My gut feeling is that there may be optimization you can do for faster performance (but I could be wrong since I don't know your setup or requirements). In general on a 4090 running between Q6-Q8 quants my tokens/sec have been similar to what I see on cloud providers (for open/local models). The fastest local configuration I've tested is Exllama/TabbyAPI with speculative-decoding (and quantized cache to be able to fit more context)

nobodyandproud · 2024-12-29T21:32:16 1735507936

You may have been running with CPU inference, or running models that don’t fit your VRAM.

I was running a 5 bit quantized model of codestral 22b with a Radeon RX 7900 (20 gb), compiled with Vulkan only.

Eyeball only, but the prompt responses were maybe 2x or 3x slower than OpenLLMs gpt-4o (maybe 2-4 seconds for most paragraph long responses).

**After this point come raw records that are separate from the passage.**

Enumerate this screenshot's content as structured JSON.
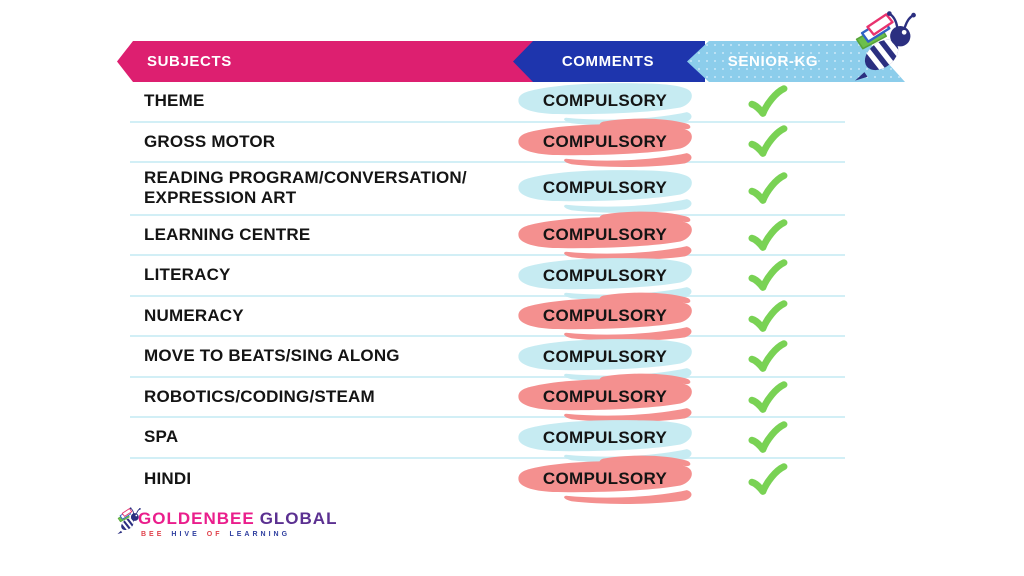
{
  "header": {
    "columns": [
      {
        "id": "subjects",
        "label": "SUBJECTS"
      },
      {
        "id": "comments",
        "label": "COMMENTS"
      },
      {
        "id": "senior_kg",
        "label": "SENIOR-KG"
      }
    ]
  },
  "table": {
    "rows": [
      {
        "subject": "THEME",
        "comment": "COMPULSORY",
        "highlight": "blue",
        "checked": true
      },
      {
        "subject": "GROSS MOTOR",
        "comment": "COMPULSORY",
        "highlight": "pink",
        "checked": true
      },
      {
        "subject": "READING PROGRAM/CONVERSATION/\nEXPRESSION ART",
        "comment": "COMPULSORY",
        "highlight": "blue",
        "checked": true
      },
      {
        "subject": "LEARNING CENTRE",
        "comment": "COMPULSORY",
        "highlight": "pink",
        "checked": true
      },
      {
        "subject": "LITERACY",
        "comment": "COMPULSORY",
        "highlight": "blue",
        "checked": true
      },
      {
        "subject": "NUMERACY",
        "comment": "COMPULSORY",
        "highlight": "pink",
        "checked": true
      },
      {
        "subject": "MOVE TO BEATS/SING ALONG",
        "comment": "COMPULSORY",
        "highlight": "blue",
        "checked": true
      },
      {
        "subject": "ROBOTICS/CODING/STEAM",
        "comment": "COMPULSORY",
        "highlight": "pink",
        "checked": true
      },
      {
        "subject": "SPA",
        "comment": "COMPULSORY",
        "highlight": "blue",
        "checked": true
      },
      {
        "subject": "HINDI",
        "comment": "COMPULSORY",
        "highlight": "pink",
        "checked": true
      }
    ]
  },
  "footer": {
    "brand_primary": "GOLDENBEE",
    "brand_secondary": "GLOBAL",
    "tagline_words": [
      "BEE",
      "HIVE",
      "OF",
      "LEARNING"
    ]
  },
  "icons": {
    "check": "checkmark-icon",
    "bee": "bee-logo-icon"
  },
  "colors": {
    "header_subjects": "#dd1f70",
    "header_comments": "#1e35ad",
    "header_senior_kg": "#8ccdeb",
    "highlight_blue": "#c6ebf2",
    "highlight_pink": "#f4908f",
    "check_green": "#79d254",
    "row_divider": "#d2eff6",
    "brand_pink": "#ea1e8c",
    "brand_purple": "#5b3091",
    "tagline_red": "#e0414b",
    "tagline_blue": "#3040a0"
  }
}
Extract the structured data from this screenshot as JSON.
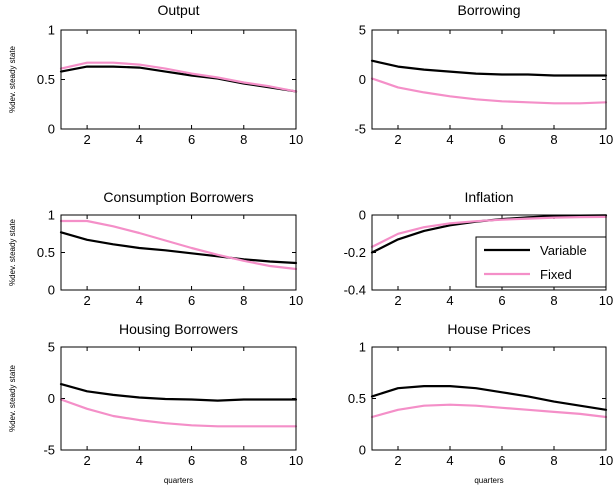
{
  "chart_data": [
    {
      "type": "line",
      "title": "Output",
      "ylabel": "%dev. steady state",
      "xlabel": "",
      "x": [
        1,
        2,
        3,
        4,
        5,
        6,
        7,
        8,
        9,
        10
      ],
      "xlim": [
        1,
        10
      ],
      "xticks": [
        2,
        4,
        6,
        8,
        10
      ],
      "ylim": [
        0,
        1
      ],
      "yticks": [
        0,
        0.5,
        1
      ],
      "series": [
        {
          "name": "Variable",
          "color": "#000000",
          "values": [
            0.58,
            0.63,
            0.63,
            0.62,
            0.58,
            0.54,
            0.51,
            0.46,
            0.42,
            0.38
          ]
        },
        {
          "name": "Fixed",
          "color": "#f48fc8",
          "values": [
            0.61,
            0.67,
            0.67,
            0.65,
            0.61,
            0.56,
            0.52,
            0.47,
            0.43,
            0.38
          ]
        }
      ]
    },
    {
      "type": "line",
      "title": "Borrowing",
      "ylabel": "",
      "xlabel": "",
      "x": [
        1,
        2,
        3,
        4,
        5,
        6,
        7,
        8,
        9,
        10
      ],
      "xlim": [
        1,
        10
      ],
      "xticks": [
        2,
        4,
        6,
        8,
        10
      ],
      "ylim": [
        -5,
        5
      ],
      "yticks": [
        -5,
        0,
        5
      ],
      "series": [
        {
          "name": "Variable",
          "color": "#000000",
          "values": [
            1.9,
            1.3,
            1.0,
            0.8,
            0.6,
            0.5,
            0.5,
            0.4,
            0.4,
            0.4
          ]
        },
        {
          "name": "Fixed",
          "color": "#f48fc8",
          "values": [
            0.1,
            -0.8,
            -1.3,
            -1.7,
            -2.0,
            -2.2,
            -2.3,
            -2.4,
            -2.4,
            -2.3
          ]
        }
      ]
    },
    {
      "type": "line",
      "title": "Consumption Borrowers",
      "ylabel": "%dev. steady state",
      "xlabel": "",
      "x": [
        1,
        2,
        3,
        4,
        5,
        6,
        7,
        8,
        9,
        10
      ],
      "xlim": [
        1,
        10
      ],
      "xticks": [
        2,
        4,
        6,
        8,
        10
      ],
      "ylim": [
        0,
        1
      ],
      "yticks": [
        0,
        0.5,
        1
      ],
      "series": [
        {
          "name": "Variable",
          "color": "#000000",
          "values": [
            0.77,
            0.67,
            0.61,
            0.56,
            0.53,
            0.49,
            0.45,
            0.41,
            0.38,
            0.36
          ]
        },
        {
          "name": "Fixed",
          "color": "#f48fc8",
          "values": [
            0.92,
            0.92,
            0.85,
            0.76,
            0.66,
            0.56,
            0.47,
            0.39,
            0.32,
            0.28
          ]
        }
      ]
    },
    {
      "type": "line",
      "title": "Inflation",
      "ylabel": "",
      "xlabel": "",
      "x": [
        1,
        2,
        3,
        4,
        5,
        6,
        7,
        8,
        9,
        10
      ],
      "xlim": [
        1,
        10
      ],
      "xticks": [
        2,
        4,
        6,
        8,
        10
      ],
      "ylim": [
        -0.4,
        0
      ],
      "yticks": [
        -0.4,
        -0.2,
        0
      ],
      "series": [
        {
          "name": "Variable",
          "color": "#000000",
          "values": [
            -0.2,
            -0.13,
            -0.085,
            -0.055,
            -0.035,
            -0.022,
            -0.012,
            -0.006,
            -0.003,
            -0.002
          ]
        },
        {
          "name": "Fixed",
          "color": "#f48fc8",
          "values": [
            -0.17,
            -0.1,
            -0.065,
            -0.045,
            -0.033,
            -0.025,
            -0.019,
            -0.014,
            -0.011,
            -0.01
          ]
        }
      ]
    },
    {
      "type": "line",
      "title": "Housing Borrowers",
      "ylabel": "%dev. steady state",
      "xlabel": "quarters",
      "x": [
        1,
        2,
        3,
        4,
        5,
        6,
        7,
        8,
        9,
        10
      ],
      "xlim": [
        1,
        10
      ],
      "xticks": [
        2,
        4,
        6,
        8,
        10
      ],
      "ylim": [
        -5,
        5
      ],
      "yticks": [
        -5,
        0,
        5
      ],
      "series": [
        {
          "name": "Variable",
          "color": "#000000",
          "values": [
            1.4,
            0.7,
            0.35,
            0.1,
            -0.05,
            -0.1,
            -0.2,
            -0.1,
            -0.1,
            -0.1
          ]
        },
        {
          "name": "Fixed",
          "color": "#f48fc8",
          "values": [
            -0.1,
            -1.0,
            -1.7,
            -2.1,
            -2.4,
            -2.6,
            -2.7,
            -2.7,
            -2.7,
            -2.7
          ]
        }
      ]
    },
    {
      "type": "line",
      "title": "House Prices",
      "ylabel": "",
      "xlabel": "quarters",
      "x": [
        1,
        2,
        3,
        4,
        5,
        6,
        7,
        8,
        9,
        10
      ],
      "xlim": [
        1,
        10
      ],
      "xticks": [
        2,
        4,
        6,
        8,
        10
      ],
      "ylim": [
        0,
        1
      ],
      "yticks": [
        0,
        0.5,
        1
      ],
      "series": [
        {
          "name": "Variable",
          "color": "#000000",
          "values": [
            0.52,
            0.6,
            0.62,
            0.62,
            0.6,
            0.56,
            0.52,
            0.47,
            0.43,
            0.39
          ]
        },
        {
          "name": "Fixed",
          "color": "#f48fc8",
          "values": [
            0.32,
            0.39,
            0.43,
            0.44,
            0.43,
            0.41,
            0.39,
            0.37,
            0.35,
            0.32
          ]
        }
      ]
    }
  ],
  "legend": {
    "placement": "bottom-right of Inflation panel",
    "entries": [
      {
        "label": "Variable",
        "color": "#000000"
      },
      {
        "label": "Fixed",
        "color": "#f48fc8"
      }
    ]
  }
}
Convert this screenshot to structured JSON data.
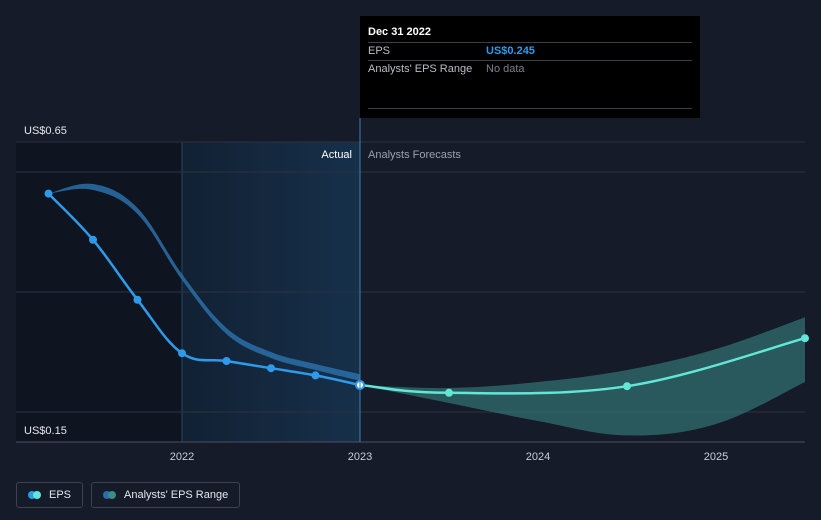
{
  "chart_data": {
    "type": "line",
    "title": "",
    "x_domain": [
      2021.0,
      2025.5
    ],
    "y_range": [
      0.15,
      0.65
    ],
    "y_labels": [
      {
        "value": 0.65,
        "text": "US$0.65"
      },
      {
        "value": 0.15,
        "text": "US$0.15"
      }
    ],
    "x_ticks": [
      {
        "value": 2022,
        "label": "2022"
      },
      {
        "value": 2023,
        "label": "2023"
      },
      {
        "value": 2024,
        "label": "2024"
      },
      {
        "value": 2025,
        "label": "2025"
      }
    ],
    "gridlines": [
      0.6,
      0.4,
      0.2
    ],
    "divider_x": 2023.0,
    "highlight_start": 2022.0,
    "actual_label": "Actual",
    "forecast_label": "Analysts Forecasts",
    "series": [
      {
        "name": "EPS",
        "kind": "actual",
        "color": "#2e9bea",
        "points": [
          {
            "x": 2021.25,
            "y": 0.564
          },
          {
            "x": 2021.5,
            "y": 0.487
          },
          {
            "x": 2021.75,
            "y": 0.387
          },
          {
            "x": 2022.0,
            "y": 0.298
          },
          {
            "x": 2022.25,
            "y": 0.285
          },
          {
            "x": 2022.5,
            "y": 0.273
          },
          {
            "x": 2022.75,
            "y": 0.261
          },
          {
            "x": 2023.0,
            "y": 0.245
          }
        ]
      },
      {
        "name": "EPS",
        "kind": "forecast",
        "color": "#61e6d7",
        "points": [
          {
            "x": 2023.0,
            "y": 0.245
          },
          {
            "x": 2023.5,
            "y": 0.232
          },
          {
            "x": 2024.5,
            "y": 0.243
          },
          {
            "x": 2025.5,
            "y": 0.323
          }
        ]
      }
    ],
    "ranges": [
      {
        "name": "Analysts' EPS Range",
        "kind": "actual",
        "color": "#2a6ea8",
        "high": [
          {
            "x": 2021.25,
            "y": 0.564
          },
          {
            "x": 2021.5,
            "y": 0.58
          },
          {
            "x": 2021.75,
            "y": 0.54
          },
          {
            "x": 2022.0,
            "y": 0.43
          },
          {
            "x": 2022.25,
            "y": 0.34
          },
          {
            "x": 2022.5,
            "y": 0.3
          },
          {
            "x": 2022.75,
            "y": 0.28
          },
          {
            "x": 2023.0,
            "y": 0.263
          }
        ],
        "low": [
          {
            "x": 2021.25,
            "y": 0.564
          },
          {
            "x": 2021.5,
            "y": 0.57
          },
          {
            "x": 2021.75,
            "y": 0.53
          },
          {
            "x": 2022.0,
            "y": 0.42
          },
          {
            "x": 2022.25,
            "y": 0.33
          },
          {
            "x": 2022.5,
            "y": 0.29
          },
          {
            "x": 2022.75,
            "y": 0.27
          },
          {
            "x": 2023.0,
            "y": 0.252
          }
        ]
      },
      {
        "name": "Analysts' EPS Range",
        "kind": "forecast",
        "color": "#3a8c86",
        "high": [
          {
            "x": 2023.0,
            "y": 0.245
          },
          {
            "x": 2023.5,
            "y": 0.24
          },
          {
            "x": 2024.0,
            "y": 0.25
          },
          {
            "x": 2024.5,
            "y": 0.27
          },
          {
            "x": 2025.0,
            "y": 0.305
          },
          {
            "x": 2025.5,
            "y": 0.358
          }
        ],
        "low": [
          {
            "x": 2023.0,
            "y": 0.245
          },
          {
            "x": 2023.5,
            "y": 0.215
          },
          {
            "x": 2024.0,
            "y": 0.185
          },
          {
            "x": 2024.5,
            "y": 0.161
          },
          {
            "x": 2025.0,
            "y": 0.18
          },
          {
            "x": 2025.5,
            "y": 0.25
          }
        ]
      }
    ],
    "tooltip": {
      "date": "Dec 31 2022",
      "rows": [
        {
          "key": "EPS",
          "value": "US$0.245"
        },
        {
          "key": "Analysts' EPS Range",
          "value": "No data"
        }
      ]
    },
    "legend": [
      {
        "label": "EPS",
        "colors": [
          "#2e9bea",
          "#61e6d7"
        ]
      },
      {
        "label": "Analysts' EPS Range",
        "colors": [
          "#2a6ea8",
          "#3a8c86"
        ]
      }
    ],
    "colors": {
      "background": "#151b28",
      "actual_shade": "#0f1421",
      "highlight": "#16304a",
      "grid": "#2b3240",
      "axis": "#4a5160",
      "divider": "#3f7fb3"
    }
  }
}
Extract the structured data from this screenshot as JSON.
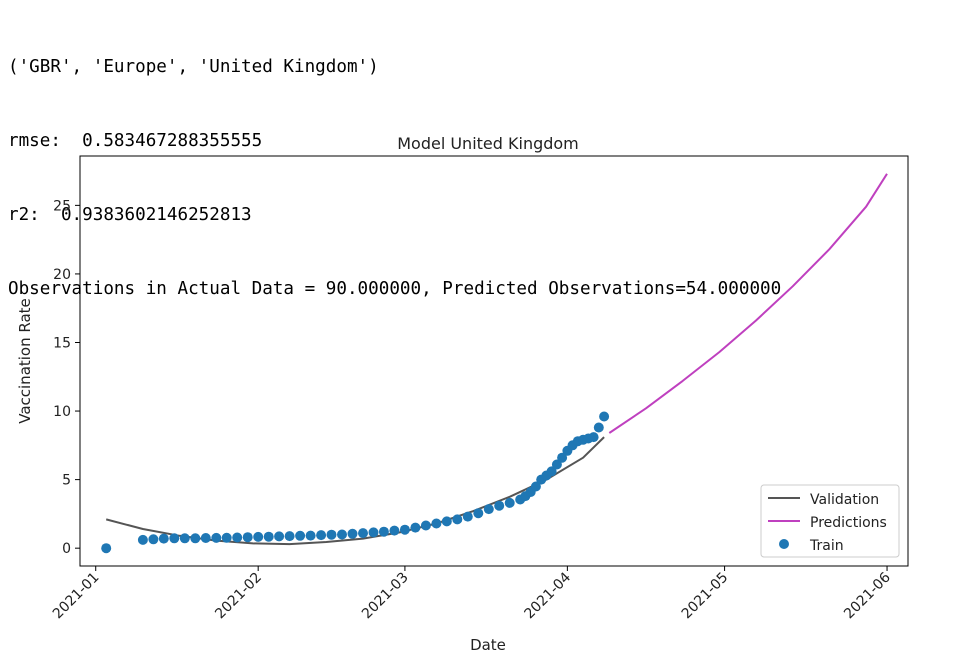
{
  "console": {
    "lines": [
      "('GBR', 'Europe', 'United Kingdom')",
      "rmse:  0.583467288355555",
      "r2:  0.9383602146252813",
      "Observations in Actual Data = 90.000000, Predicted Observations=54.000000"
    ]
  },
  "colors": {
    "train": "#1f77b4",
    "validation": "#555555",
    "predictions": "#bf40bf"
  },
  "chart_data": {
    "type": "line",
    "title": "Model United Kingdom",
    "xlabel": "Date",
    "ylabel": "Vaccination Rate",
    "xlim": [
      "2020-12-29",
      "2021-06-05"
    ],
    "ylim": [
      -1.3,
      28.6
    ],
    "x_ticks": [
      "2021-01",
      "2021-02",
      "2021-03",
      "2021-04",
      "2021-05",
      "2021-06"
    ],
    "y_ticks": [
      0,
      5,
      10,
      15,
      20,
      25
    ],
    "legend_position": "lower right",
    "series": [
      {
        "name": "Validation",
        "style": "line",
        "x": [
          "2021-01-03",
          "2021-01-10",
          "2021-01-17",
          "2021-01-24",
          "2021-01-31",
          "2021-02-07",
          "2021-02-14",
          "2021-02-21",
          "2021-02-28",
          "2021-03-07",
          "2021-03-14",
          "2021-03-21",
          "2021-03-28",
          "2021-04-04",
          "2021-04-08"
        ],
        "values": [
          2.1,
          1.4,
          0.9,
          0.55,
          0.35,
          0.3,
          0.45,
          0.7,
          1.15,
          1.8,
          2.7,
          3.75,
          5.0,
          6.6,
          8.1
        ]
      },
      {
        "name": "Predictions",
        "style": "line",
        "x": [
          "2021-04-09",
          "2021-04-16",
          "2021-04-23",
          "2021-04-30",
          "2021-05-07",
          "2021-05-14",
          "2021-05-21",
          "2021-05-28",
          "2021-06-01"
        ],
        "values": [
          8.4,
          10.2,
          12.2,
          14.3,
          16.6,
          19.1,
          21.8,
          24.9,
          27.3
        ]
      },
      {
        "name": "Train",
        "style": "scatter",
        "x": [
          "2021-01-03",
          "2021-01-10",
          "2021-01-12",
          "2021-01-14",
          "2021-01-16",
          "2021-01-18",
          "2021-01-20",
          "2021-01-22",
          "2021-01-24",
          "2021-01-26",
          "2021-01-28",
          "2021-01-30",
          "2021-02-01",
          "2021-02-03",
          "2021-02-05",
          "2021-02-07",
          "2021-02-09",
          "2021-02-11",
          "2021-02-13",
          "2021-02-15",
          "2021-02-17",
          "2021-02-19",
          "2021-02-21",
          "2021-02-23",
          "2021-02-25",
          "2021-02-27",
          "2021-03-01",
          "2021-03-03",
          "2021-03-05",
          "2021-03-07",
          "2021-03-09",
          "2021-03-11",
          "2021-03-13",
          "2021-03-15",
          "2021-03-17",
          "2021-03-19",
          "2021-03-21",
          "2021-03-23",
          "2021-03-24",
          "2021-03-25",
          "2021-03-26",
          "2021-03-27",
          "2021-03-28",
          "2021-03-29",
          "2021-03-30",
          "2021-03-31",
          "2021-04-01",
          "2021-04-02",
          "2021-04-03",
          "2021-04-04",
          "2021-04-05",
          "2021-04-06",
          "2021-04-07",
          "2021-04-08"
        ],
        "values": [
          0.0,
          0.6,
          0.65,
          0.7,
          0.72,
          0.72,
          0.72,
          0.74,
          0.75,
          0.76,
          0.78,
          0.8,
          0.82,
          0.84,
          0.86,
          0.88,
          0.9,
          0.92,
          0.95,
          0.98,
          1.0,
          1.05,
          1.1,
          1.15,
          1.2,
          1.28,
          1.35,
          1.5,
          1.65,
          1.8,
          1.95,
          2.1,
          2.3,
          2.55,
          2.85,
          3.1,
          3.3,
          3.55,
          3.8,
          4.1,
          4.5,
          5.0,
          5.3,
          5.6,
          6.1,
          6.6,
          7.1,
          7.5,
          7.8,
          7.9,
          8.0,
          8.1,
          8.8,
          9.6
        ]
      }
    ]
  }
}
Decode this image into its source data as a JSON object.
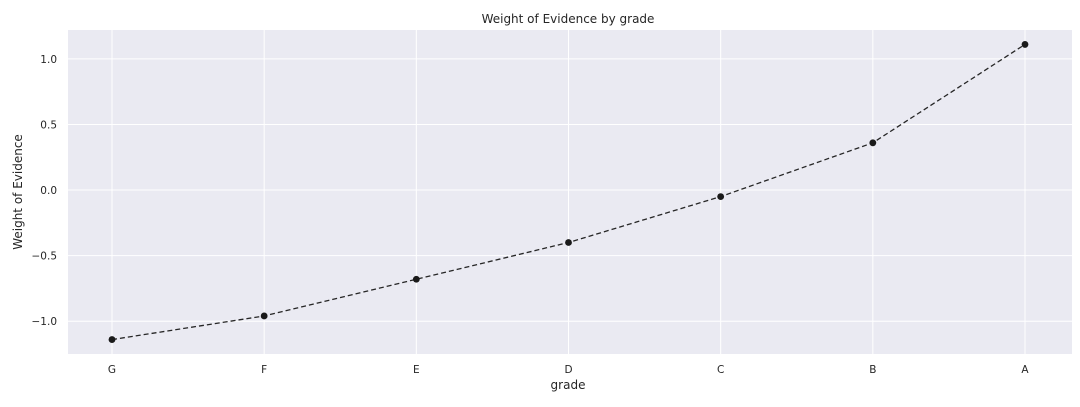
{
  "chart_data": {
    "type": "line",
    "title": "Weight of Evidence by grade",
    "xlabel": "grade",
    "ylabel": "Weight of Evidence",
    "categories": [
      "G",
      "F",
      "E",
      "D",
      "C",
      "B",
      "A"
    ],
    "series": [
      {
        "values": [
          -1.14,
          -0.96,
          -0.68,
          -0.4,
          -0.05,
          0.36,
          1.11
        ]
      }
    ],
    "ylim": [
      -1.25,
      1.22
    ],
    "yticks": [
      -1.0,
      -0.5,
      0.0,
      0.5,
      1.0
    ],
    "ytick_labels": [
      "−1.0",
      "−0.5",
      "0.0",
      "0.5",
      "1.0"
    ],
    "grid": true,
    "line_style": "dashed",
    "marker": "circle",
    "colors": {
      "background": "#eaeaf2",
      "grid": "#ffffff",
      "line": "#262626"
    }
  }
}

jhatemyjob · 2024-12-29T20:22:15 1735503735

yeah many people don't understand how cheap it is to use the chatgpt API

not to mention all of the other benefits of delegating all the work of setting up the GPUs, public HTTP server, designing the API, security, keeping the model up-to-date with the state of the art, etc

reminds me of the people in the 2000s / early 2010s who would build their own linux boxes back when the platform was super unstable, constantly fighting driver issues etc instead of just getting a mac.

roll-your-own-LLM makes even less sense. at least for those early 2000s linux guys, even if you spent an ungodly amount of time going through the arch wiki or compiling gentoo or whatever, at least those skills are somewhat transferrable to sysadmin/SRE. i dont see how setting up your own instance of ollama has any transferable skills

the only way i could see it making sense is if you're doing super cutting edge stuff that necessitates owning a tinybox, or if you're trying to get a job at openAI or anysphere

eikenberry · 2024-12-29T20:50:27 1735505427

Depends on what you value. Many people value keeping general purpose computing free/libre and available to as many as possible. This means using free systems and helping those systems mature.

jhatemyjob · 2024-12-30T00:22:19 1735518139

If you're in a position like mitchellh or antirez then more power to you

grahamj · 2024-12-30T02:33:44 1735526024

I would agree with that if I didn't mind handing over my prompts/data to big tech companies.

But I do.

jhatemyjob · 2024-12-31T03:21:44 1735615304

There are similar superstitions around proprietary software, I hope one day you are able to overcome it before you waste too much of your precious time

grahamj · 2024-12-31T04:37:02 1735619822

In what way is wanting to keep my prompts and data private superstition?